The new company, which will be spun off to shareholders as California Resources Corp. by year end, won’t drill in communities that oppose oil and gas activity or hydraulic fracturing, known as fracking, Chazen said in a call with investors today. Occidental can avoid communities such as Beverly Hills, which have passed limits on fracking, he said.
“To the extent that towns don’t want us there, we won’t be there,” Chazen said, noting that some communities that oppose drilling have high unemployment rates. “Maybe the people in Beverly Hills should park their Rolls Royces and ride bicycles going forward.
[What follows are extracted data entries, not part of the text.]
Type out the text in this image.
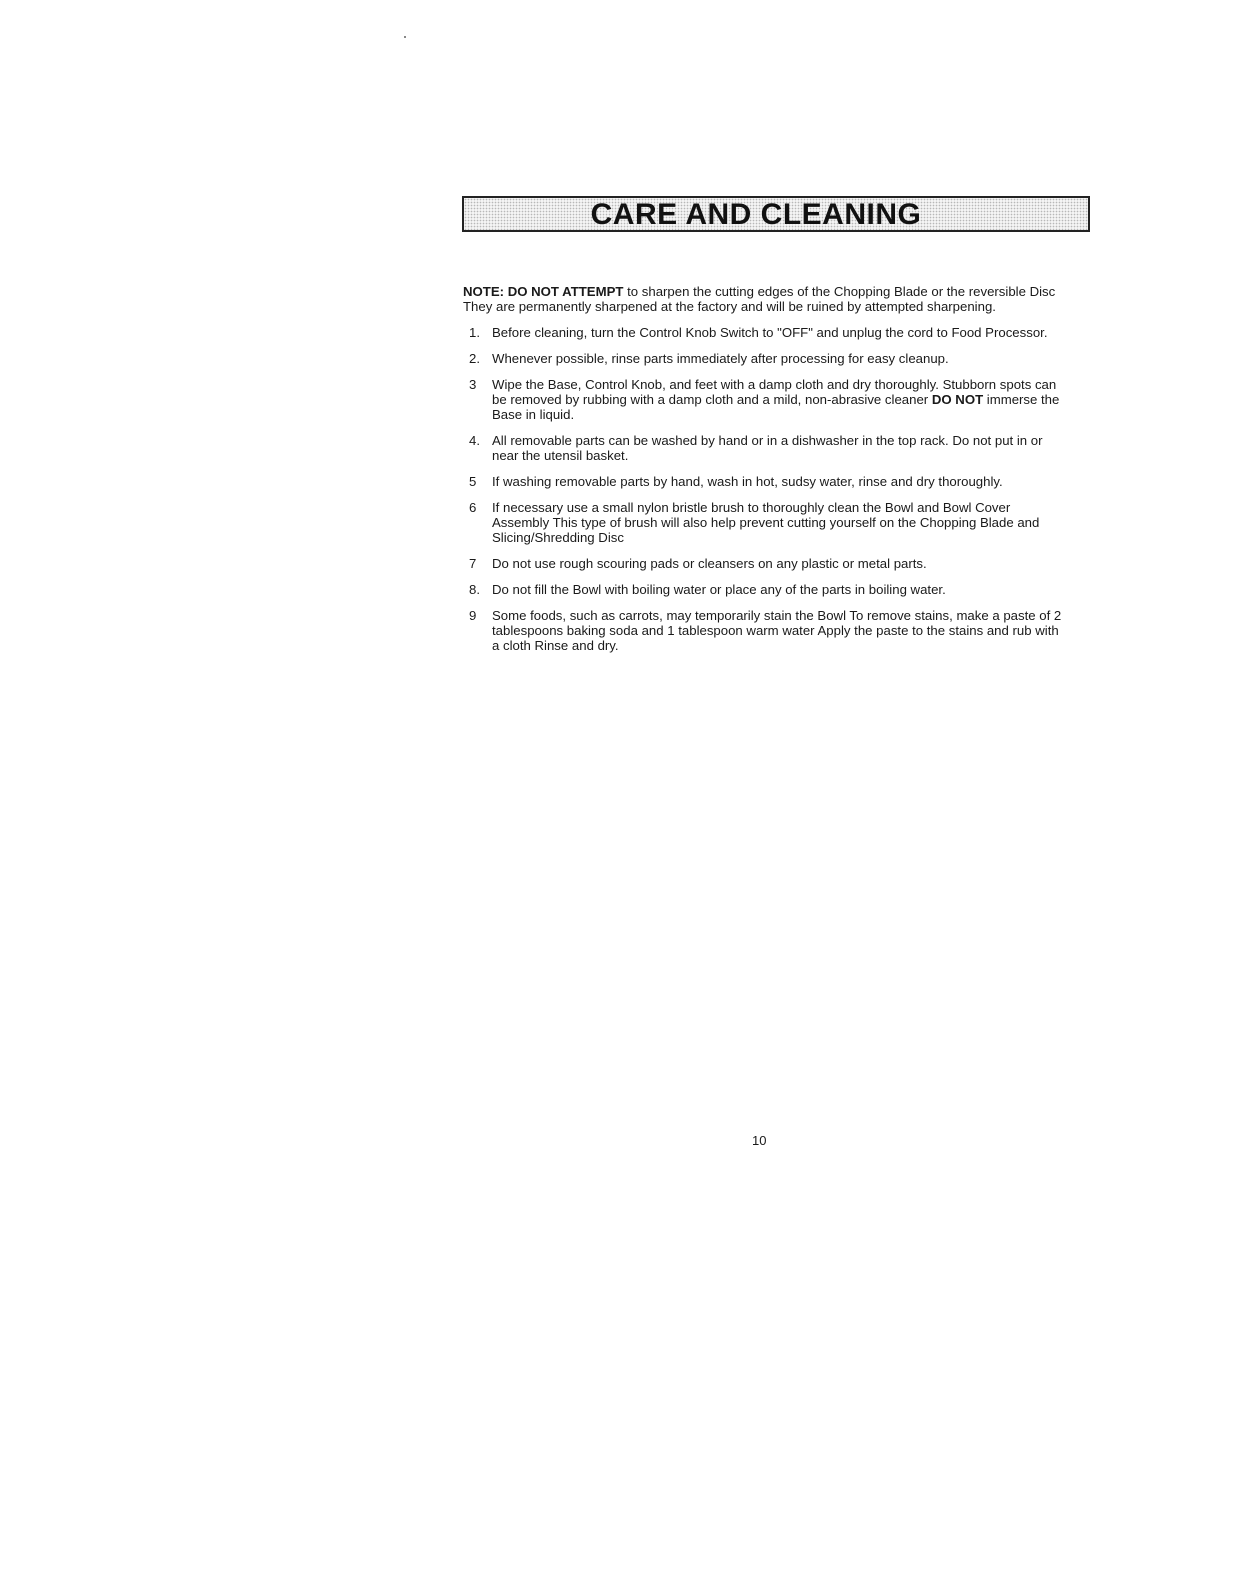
CARE AND CLEANING

NOTE: DO NOT ATTEMPT to sharpen the cutting edges of the Chopping Blade or the reversible Disc They are permanently sharpened at the factory and will be ruined by attempted sharpening.

1. Before cleaning, turn the Control Knob Switch to "OFF" and unplug the cord to Food Processor.
2. Whenever possible, rinse parts immediately after processing for easy cleanup.
3 Wipe the Base, Control Knob, and feet with a damp cloth and dry thoroughly. Stubborn spots can be removed by rubbing with a damp cloth and a mild, non-abrasive cleaner DO NOT immerse the Base in liquid.
4. All removable parts can be washed by hand or in a dishwasher in the top rack. Do not put in or near the utensil basket.
5 If washing removable parts by hand, wash in hot, sudsy water, rinse and dry thoroughly.
6 If necessary use a small nylon bristle brush to thoroughly clean the Bowl and Bowl Cover Assembly This type of brush will also help prevent cutting yourself on the Chopping Blade and Slicing/Shredding Disc
7 Do not use rough scouring pads or cleansers on any plastic or metal parts.
8. Do not fill the Bowl with boiling water or place any of the parts in boiling water.
9 Some foods, such as carrots, may temporarily stain the Bowl To remove stains, make a paste of 2 tablespoons baking soda and 1 tablespoon warm water Apply the paste to the stains and rub with a cloth Rinse and dry.
10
You can see why I’m not going to be part of the California company.
Management of the new company will be named in the third quarter. Chazen has said he’ll remain as CEO of Occidental.
OXY USA's corporate headquarters are located on Wilshire Avenue, Los Angeles, California. My hunch is that once the spin-off is complete, OXY USA will move its headquarters to its offices in Dallas.  By the way, if that happens, I opined on that a long, long time ago, that it was just a matter of time before OXY USA leaves California. Remember: the three big plays in the US right now -- the Permian, the Eagle Ford, and the Bakken.

Monday, December 9, 2013

Canadian Oil Sands Project Approved

Zack's is reporting:
Europe’s oil giant Royal Dutch Shell plc has received approval from the Canadian government to expand its Jackpine oil sands project in northern Alberta. The expansion is expected to increase production in the region by around 100,000 barrels a day (Bbl/d) to 300,000 Bbl/d.
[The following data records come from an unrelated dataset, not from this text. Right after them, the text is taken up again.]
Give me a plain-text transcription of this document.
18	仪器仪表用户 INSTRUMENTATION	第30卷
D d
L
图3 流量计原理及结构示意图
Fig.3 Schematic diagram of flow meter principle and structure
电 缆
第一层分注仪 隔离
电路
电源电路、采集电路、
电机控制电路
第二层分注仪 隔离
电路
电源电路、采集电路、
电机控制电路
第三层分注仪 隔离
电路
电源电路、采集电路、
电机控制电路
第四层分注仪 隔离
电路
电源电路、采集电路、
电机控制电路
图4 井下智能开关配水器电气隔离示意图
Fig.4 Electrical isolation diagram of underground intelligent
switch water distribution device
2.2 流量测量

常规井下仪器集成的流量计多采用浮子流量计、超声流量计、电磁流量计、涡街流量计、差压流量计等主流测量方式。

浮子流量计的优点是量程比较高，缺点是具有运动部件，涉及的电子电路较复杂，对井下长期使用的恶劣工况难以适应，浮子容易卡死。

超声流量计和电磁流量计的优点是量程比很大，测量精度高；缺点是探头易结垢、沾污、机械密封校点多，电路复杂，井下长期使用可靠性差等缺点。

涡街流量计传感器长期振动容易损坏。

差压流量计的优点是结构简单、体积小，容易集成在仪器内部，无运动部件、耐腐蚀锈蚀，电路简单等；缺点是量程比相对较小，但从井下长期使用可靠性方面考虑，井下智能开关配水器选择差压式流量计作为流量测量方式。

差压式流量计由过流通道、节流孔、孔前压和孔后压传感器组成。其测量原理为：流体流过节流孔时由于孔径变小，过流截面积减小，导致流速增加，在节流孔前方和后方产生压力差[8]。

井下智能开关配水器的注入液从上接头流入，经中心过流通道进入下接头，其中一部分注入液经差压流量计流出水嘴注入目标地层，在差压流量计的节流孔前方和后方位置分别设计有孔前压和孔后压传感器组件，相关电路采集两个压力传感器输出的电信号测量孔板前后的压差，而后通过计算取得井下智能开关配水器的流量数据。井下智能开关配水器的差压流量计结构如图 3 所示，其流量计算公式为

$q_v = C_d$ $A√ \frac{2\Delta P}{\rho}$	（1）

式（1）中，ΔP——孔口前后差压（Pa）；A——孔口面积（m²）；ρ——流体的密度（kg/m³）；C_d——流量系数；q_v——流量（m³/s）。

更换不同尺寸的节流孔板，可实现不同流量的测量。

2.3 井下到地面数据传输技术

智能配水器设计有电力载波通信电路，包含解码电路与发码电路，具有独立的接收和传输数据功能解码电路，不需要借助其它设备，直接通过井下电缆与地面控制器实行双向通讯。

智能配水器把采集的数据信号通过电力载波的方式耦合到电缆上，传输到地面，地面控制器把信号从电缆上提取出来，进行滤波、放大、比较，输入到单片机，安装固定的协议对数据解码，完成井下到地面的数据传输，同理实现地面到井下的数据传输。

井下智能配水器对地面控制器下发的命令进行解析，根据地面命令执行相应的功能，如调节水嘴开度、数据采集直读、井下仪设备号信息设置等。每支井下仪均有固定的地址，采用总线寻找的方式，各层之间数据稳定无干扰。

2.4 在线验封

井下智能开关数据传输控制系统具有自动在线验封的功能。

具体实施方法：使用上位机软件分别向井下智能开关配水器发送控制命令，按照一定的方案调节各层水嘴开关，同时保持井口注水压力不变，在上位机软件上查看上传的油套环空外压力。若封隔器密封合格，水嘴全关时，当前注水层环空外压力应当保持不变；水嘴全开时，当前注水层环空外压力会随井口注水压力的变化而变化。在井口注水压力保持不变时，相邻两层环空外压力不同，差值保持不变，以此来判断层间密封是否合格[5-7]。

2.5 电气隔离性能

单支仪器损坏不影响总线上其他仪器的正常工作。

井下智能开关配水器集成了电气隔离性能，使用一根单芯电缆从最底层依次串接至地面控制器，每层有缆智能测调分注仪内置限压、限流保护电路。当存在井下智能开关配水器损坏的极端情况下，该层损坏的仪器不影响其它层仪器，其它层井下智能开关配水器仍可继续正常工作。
The regulatory application for the project was filed in 2007 and includes sanction for additional mining areas and related processing facilities, utilities and infrastructure.
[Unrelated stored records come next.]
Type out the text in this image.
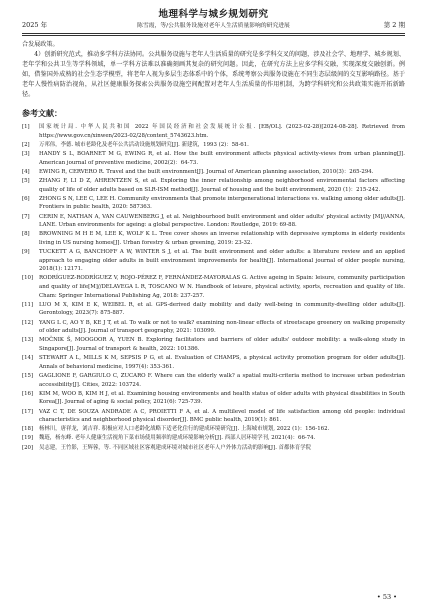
地理科学与城乡规划研究
2025 年	陈雪霞，等/公共服务设施对老年人生活质量影响的研究进展	第 2 期

合发展政策。

4）创新研究范式，推动多学科方法协同。公共服务设施与老年人生活质量的研究是多学科交叉的问题，涉及社会学、地理学、城乡规划、老年学和公共卫生等学科领域，单一学科方法难以准确刻画其复杂的研究问题。因此，在研究方法上应多学科交融，实现深度交融创新。例如，借鉴国外成熟的社会生态学模型，将老年人视为多层生态体系中的个体，系统考察公共服务设施在不同生态层级间的交互影响路径。基于老年人慢性病防治视角，从社区健康服务探索公共服务设施空间配置对老年人生活质量的作用机制，为跨学科研究和公共政策实施开拓新路径。

参考文献：
[1] 国家统计局. 中华人民共和国 2022 年国民经济和社会发展统计公报. [EB/OL]. (2023-02-28)[2024-08-28]. Retrieved from https://www.gov.cn/xinwen/2023-02/28/content_5743623.htm.
[2] 万邦伟，李德. 城市老龄化及老年公共活动设施规划研究[J]. 新建筑，1993 (2)：58-61.
[3] HANDY S L, BOARNET M G, EWING R, et al. How the built environment affects physical activity-views from urban planning[J]. American journal of preventive medicine, 2002(2)：64-73.
[4] EWING R, CERVERO R. Travel and the built environment[J]. Journal of American planning association, 2010(3)：265-294.
[5] ZHANG F, LI D Z, AHRENTZEN S, et al. Exploring the inner relationship among neighborhood environmental factors affecting quality of life of older adults based on SLR-ISM method[J]. Journal of housing and the built environment, 2020 (1)：215-242.
[6] ZHONG S N, LEE C, LEE H. Community environments that promote intergenerational interactions vs. walking among older adults[J]. Frontiers in public health, 2020: 587363.
[7] CERIN E, NATHAN A, VAN CAUWENBERG J, et al. Neighbourhood built environment and older adults' physical activity [M]//ANNA, LANE. Urban environments for ageing: a global perspective. London: Routledge, 2019: 69-88.
[8] BROWNING M H E M, LEE K, WOLF K L. Tree cover shows an inverse relationship with depressive symptoms in elderly residents living in US nursing homes[J]. Urban forestry & urban greening, 2019: 23-32.
[9] TUCKETT A G, BANCHOFF A W, WINTER S J, et al. The built environment and older adults: a literature review and an applied approach to engaging older adults in built environment improvements for health[J]. International journal of older people nursing, 2018(1): 12171.
[10] RODRÍGUEZ-RODRÍGUEZ V, ROJO-PÉREZ F, FERNÁNDEZ-MAYORALAS G. Active ageing in Spain: leisure, community participation and quality of life[M]//DELAVEGA L R, TOSCANO W N. Handbook of leisure, physical activity, sports, recreation and quality of life. Cham: Springer International Publishing Ag, 2018: 237-257.
[11] LUO M X, KIM E K, WEIBEL R, et al. GPS-derived daily mobility and daily well-being in community-dwelling older adults[J]. Gerontology, 2023(7): 875-887.
[12] YANG L C, AO Y B, KE J T, et al. To walk or not to walk? examining non-linear effects of streetscape greenery on walking propensity of older adults[J]. Journal of transport geography, 2021: 103099.
[13] MOČNIK Š, MOOGOOR A, YUEN B. Exploring facilitators and barriers of older adults' outdoor mobility: a walk-along study in Singapore[J]. Journal of transport & health, 2022: 101386.
[14] STEWART A L, MILLS K M, SEPSIS P G, et al. Evaluation of CHAMPS, a physical activity promotion program for older adults[J]. Annals of behavioral medicine, 1997(4): 353-361.
[15] GAGLIONE F, GARGIULO C, ZUCARO F. Where can the elderly walk? a spatial multi-criteria method to increase urban pedestrian accessibility[J]. Cities, 2022: 103724.
[16] KIM M, WOO B, KIM H J, et al. Examining housing environments and health status of older adults with physical disabilities in South Korea[J]. Journal of aging & social policy, 2021(6): 725-739.
[17] VAZ C T, DE SOUZA ANDRADE A C, PROIETTI F A, et al. A multilevel model of life satisfaction among old people: individual characteristics and neighborhood physical disorder[J]. BMC public health, 2019(1): 861.
[18] 杨林川，唐祥龙，刘吉祥. 积极应对人口老龄化战略下适老化住行的建成环境研究[J]. 上海城市规划, 2022 (1)：156-162.
[19] 魏琏，杨东峰. 老年人健康生活视角下菜市场使用频率的建成环境影响分析[J]. 西部人居环境学刊, 2021(4)：66-74.
[20] 吴志建，王竹影，王辉蓉，等. 不同区域社区客观建成环境对城市社区老年人户外体力活动的影响[J]. 首都体育学院
• 53 •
The project had faced opposition from several environmentalists on grounds of adverse environmental effects. However, the Canadian government gave the green signal to Shell stating that the resulting effects are justified.
Two story lines:
  • someone must find the Canadian oil sands profitable
  • the Canadian government listens to environmentalists and proceeds appropriately

Wednesday, December 4, 2013

Western Canadian Oil A Shaky Investment -- BloombergBusinesweek

For the archives.

It's an old story.

BloombergBusinessweek is reporting:
The real value of the Keystone XL is that it would deliver oil-sands crude down to the Gulf Coast, where it could compete with Mexican crude priced against the Maya benchmark. Heavy Mexican oil enjoys a $20 premium over its Canadian rival and is trading at about $87 a barrel. Even if the Keystone XL gets approved, just getting Canada’s crude down to the Gulf is barely enough to make it worthwhile. Mark Lewis, one of the new Keystone report’s co-authors, estimates that between the transport costs and the extra lubricants needed to coax the oil through thousands of miles of pipeline, it would cost about $18 a barrel to get that tar-sand crude from Western Canada down to the Gulf Coast on the Keystone XL.
Disclaimer: this is not an investment site. Do not make any investment decisions based on anything you read here or think you may have read here.

Remember two facts:
  • the earth is not making any new oil (for all practical purposes, in human-time-span)
  • presidents come and go
Smart investors will remember those two facts.